Britons hit as Equifax cyber attack exposes 143 million to ID theft
Credit monitoring company Equifax has been hit by a high-tech attack that exposed Social Security numbers and other sensitive information about 143 million Americans - and "limited" details of Britons and Canadians.
The Atlanta-based company, one of three major American credit bureaux, said "criminals" exploited a US website application to access files between mid-May and July this year.
The theft obtained consumers' names, Social Security numbers, birth dates, addresses and, in some cases, driving licence numbers.
In addition to the personal information stolen in its breach, Equifax said credit card numbers for about 209,000 US consumers were also taken, as were "certain dispute documents" containing personal information for about 182,000 American individuals.
Equifax warned that hackers may also have some "limited personal information" about British and Canadian residents.
The company does not believe that consumers from any other countries were affected.
The stolen data can be enough for criminals to hijack the identities of people whose credentials were stolen through no fault of their own, potentially wreaking havoc on their lives.
Equifax said its core credit-reporting databases did not appear to have been breached.
"On a scale of one to 10, this is a 10 in terms of potential identity theft," said Gartner security analyst Avivah Litan.
"Credit bureaux keep so much data about us that affects almost everything we do."
Lenders rely on the information collected by the credit bureaux to help them decide whether to approve financing for homes, cars and credit cards.
Credit checks are even sometimes done by employers when deciding whom to hire for a job.
Equifax discovered the hack on July 29, but waited until Thursday to warn consumers.
The company declined to comment on that delay or anything else beyond its published statement.
It's not unusual for US authorities to ask a company hit in a major hack to delay public notice so that investigators can pursue the perpetrators.
The company established a website, https://www.equifaxsecurity2017.com/ , where people can check to see if their personal information may have been stolen.
People can also call 866-447-7559 for more information and Experian is also offering free credit monitoring to all US consumers for a year.
"This is clearly a disappointing event for our company, and one that strikes at the heart of who we are and what we do," Equifax chief executive Richard Smith said.
"I apologise to consumers and our business customers for the concern and frustration this causes."

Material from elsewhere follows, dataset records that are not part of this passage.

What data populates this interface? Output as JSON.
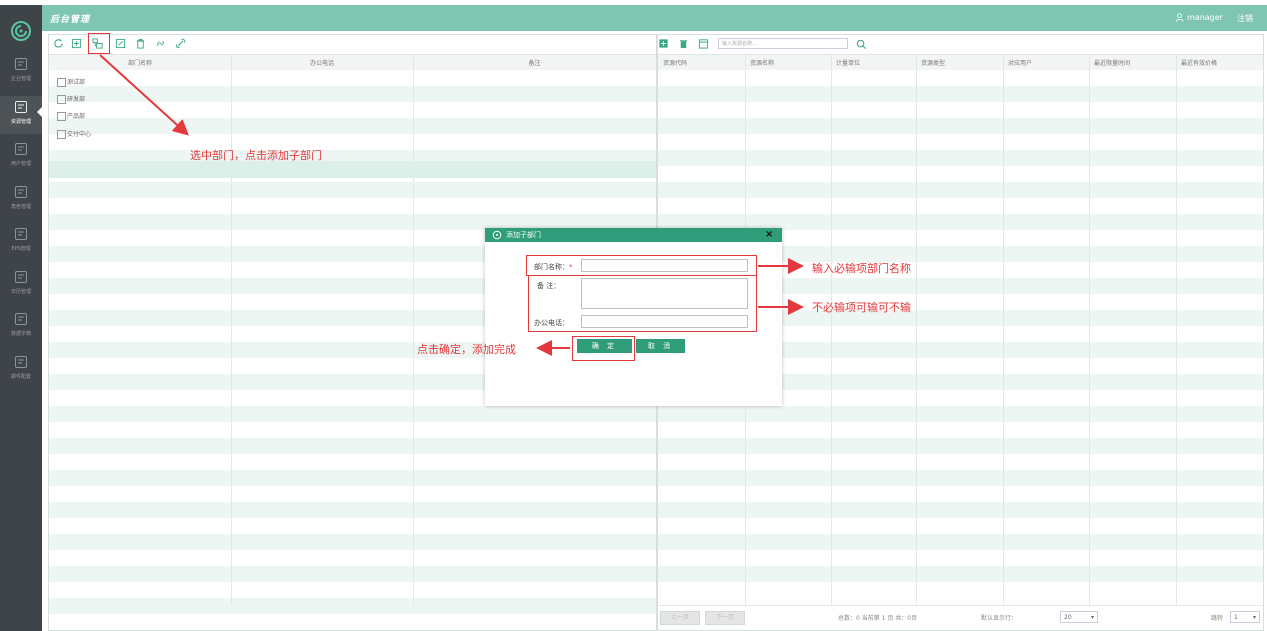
{
  "app": {
    "title": "后台管理",
    "user": "manager",
    "logout": "注销"
  },
  "sidebar": {
    "items": [
      {
        "label": "企业管理",
        "icon": "building-icon"
      },
      {
        "label": "资源管理",
        "icon": "resource-icon",
        "active": true
      },
      {
        "label": "用户管理",
        "icon": "users-icon"
      },
      {
        "label": "角色管理",
        "icon": "role-icon"
      },
      {
        "label": "EPS管理",
        "icon": "eps-icon"
      },
      {
        "label": "日历管理",
        "icon": "calendar-icon"
      },
      {
        "label": "数据字典",
        "icon": "dictionary-icon"
      },
      {
        "label": "邮件配置",
        "icon": "mail-icon"
      }
    ]
  },
  "dept_table": {
    "columns": [
      "部门名称",
      "办公电话",
      "备注"
    ],
    "rows": [
      {
        "name": "测试部"
      },
      {
        "name": "研发部"
      },
      {
        "name": "产品部"
      },
      {
        "name": "交付中心",
        "selected": true
      }
    ]
  },
  "resource_panel": {
    "search_placeholder": "输入资源名称...",
    "columns": [
      "资源代码",
      "资源名称",
      "计量单位",
      "资源类型",
      "对应用户",
      "最近限量时间",
      "最近有效价格"
    ],
    "pager": {
      "prev": "上一页",
      "next": "下一页",
      "summary": "总数：0   当前第 1 页   共：0页",
      "per_page_label": "默认显示行：",
      "per_page": "20",
      "goto_label": "跳转",
      "goto_page": "1"
    }
  },
  "dialog": {
    "title": "添加子部门",
    "close": "×",
    "name_label": "部门名称：",
    "required_mark": "*",
    "remark_label": "备    注：",
    "phone_label": "办公电话：",
    "ok": "确 定",
    "cancel": "取 消"
  },
  "annotations": {
    "select_dept": "选中部门，点击添加子部门",
    "required_field": "输入必输项部门名称",
    "optional_fields": "不必输项可输可不输",
    "confirm": "点击确定，添加完成"
  },
  "colors": {
    "header": "#7fc6b2",
    "sidebar": "#3f4448",
    "dialog_title": "#2f9d79",
    "annotation": "#e4393c"
  }
}
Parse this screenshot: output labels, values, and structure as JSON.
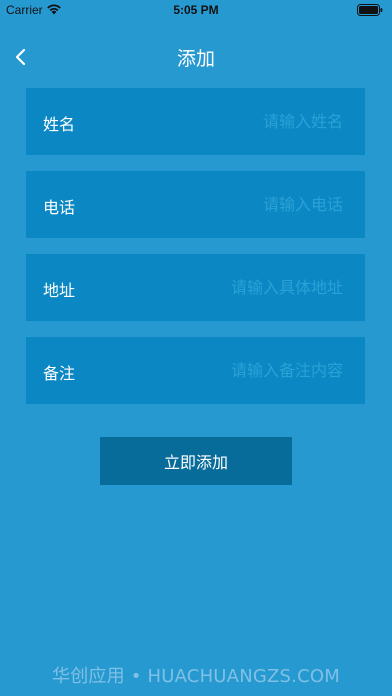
{
  "status_bar": {
    "carrier": "Carrier",
    "time": "5:05 PM",
    "wifi_icon": "wifi-icon",
    "battery_icon": "battery-icon"
  },
  "nav": {
    "title": "添加",
    "back_icon": "chevron-left-icon"
  },
  "form": {
    "fields": [
      {
        "label": "姓名",
        "placeholder": "请输入姓名",
        "value": ""
      },
      {
        "label": "电话",
        "placeholder": "请输入电话",
        "value": ""
      },
      {
        "label": "地址",
        "placeholder": "请输入具体地址",
        "value": ""
      },
      {
        "label": "备注",
        "placeholder": "请输入备注内容",
        "value": ""
      }
    ],
    "submit_label": "立即添加"
  },
  "watermark": "华创应用 • HUACHUANGZS.COM",
  "colors": {
    "background": "#2799d1",
    "field_background": "#0b88c4",
    "button_background": "#086c9b",
    "placeholder": "#2ba1d6",
    "text": "#ffffff"
  }
}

The biggest data breach in history belongs to Yahoo, which was targeted in at least two separate digital burglaries that affected more than one billion of its users' accounts throughout the world.
But no Social Security numbers or driving licence information were disclosed in the Yahoo break-in.
Equifax's security lapse could be the largest theft involving Social Security numbers, one of the most common methods used to confirm a person's identity in the US.
It eclipses a 2015 hack at health insurer Anthem that involved the Social Security numbers of about 80 million people.
Any data breach threatens to tarnish a company's reputation, but it is especially mortifying for Equifax, whose entire business revolves around providing a clear financial profile of consumers that lenders and other businesses can trust.
"This really undermines their credibility," Mr Litan said, adding that it also could hurt the integrity of the information stockpiled by two other major credit bureaux, Experian and TransUnion, since they hold virtually all the data that Equifax does.
Equifax's stock dropped 13% to 124.10 dollars in extended trading after its announcement of the breach.
Three Equifax executives insulated themselves from that downturn by selling shares worth a combined 1.8 million dollars just a few days after the company discovered the breach on July 29, according to documents filed with securities regulators.
The sales, executed on August 1 and August 2, were made by John Gamble, Equifax's chief financial officer; Rodolfo Ploder, Equifax's president of workforce solutions; and Joseph Loughran, Equifax's president of US information solutions.
Bloomberg News first reported the divestitures.
In a subsequent statement, Equifax said the three executives "had no knowledge that an intrusion had occurred at the time they sold their shares".
The potential aftershocks of the Equifax breach should make it clear that Social Security numbers are becoming an unreliable way to verify a person's identity, Nathaniel Gleicher, former director of cyber security policy in the White House during the Obama administration, said.
"This breach might just have put the nail in the coffin of the idea that we can use personal identifiers like Social Security numbers as security factors," said Mr Gleicher, who now oversees cyber security strategy for computer security firm Illumio.